Dr Hannah Daly made the point well in the Irish Times. The crisis was not caused by a shortage of oil or bad infrastructure. It was caused by geopolitical disruption to supply, and that kind of disruption is not a one-off. It is a recurring feature of depending on fossil fuels. The calls for domestic drilling which surfaced after the protests would not protect Ireland from the next version of this. The only real protection is needing less of it in the first place.
That argument is correct. It also does not help the haulier whose diesel bill has doubled since January. Other EU countries are worth looking at. France abolished excise on agricultural diesel for April, subsidised small haulage companies by 20 cent per litre, and simultaneously doubled funding for fleet electrification. Germany introduced a two-month fuel tax cut alongside broader stimulus measures. Spain, which has invested heavily in renewables and was somewhat shielded from the worst of this, put together a €5 billion package including a VAT cut on fuel. Ireland spent a lot. It has not yet paired that spending with a longer-term plan in the same way.
Markets suggest oil prices will not get back to pre-war levels until late 2027 at the earliest. That is nearly two years of this.
What Happens in July?
The excise cuts expire on 31 July. What happens after that is not clear. The government was pushed into cuts it initially ruled out, and now faces the prospect of those cuts expiring just as autumn arrives, consumption goes up, and temperatures fall. The carbon tax increase that was pushed from May to October will land in a budget that has already spent money it did not plan to spend.
For businesses in haulage, agriculture, and fisheries, the April supports buy some time. But they are conditional on diesel staying above €1.90 per litre, and they run out. If prices hold where they are, this conversation will be happening again before Christmas.

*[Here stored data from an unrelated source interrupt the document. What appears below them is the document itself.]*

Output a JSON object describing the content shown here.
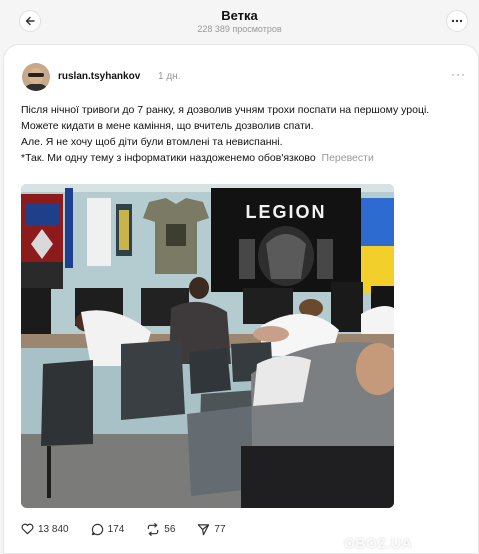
{
  "header": {
    "title": "Ветка",
    "subtitle": "228 389 просмотров"
  },
  "post": {
    "username": "ruslan.tsyhankov",
    "time": "1 дн.",
    "lines": [
      "Після нічної тривоги до 7 ранку, я дозволив учням трохи поспати на першому уроці.",
      "Можете кидати в мене каміння, що вчитель дозволив спати.",
      "Але. Я не хочу щоб діти були втомлені та невиспанні.",
      "*Так. Ми одну тему з інформатики наздоженемо обов'язково"
    ],
    "translate_label": "Перевести",
    "photo_text": "LEGION"
  },
  "actions": {
    "likes": "13 840",
    "comments": "174",
    "reposts": "56",
    "shares": "77"
  },
  "watermark": "OBOZ.UA",
  "icons": [
    "back-arrow-icon",
    "more-icon",
    "heart-icon",
    "comment-icon",
    "repost-icon",
    "share-icon"
  ]
}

The wider point is one that goes beyond fuel. Transport costs feed into the price of nearly everything. Sustained pressure on freight costs will eventually show up in retail prices, in the cost of food, in the cost of building things. It will add to an economy already under significant pressure.
What 2026 has made clear is how little control Irish businesses have over one of their most basic costs. The tractors left O’Connell Street. That problem did not leave with them.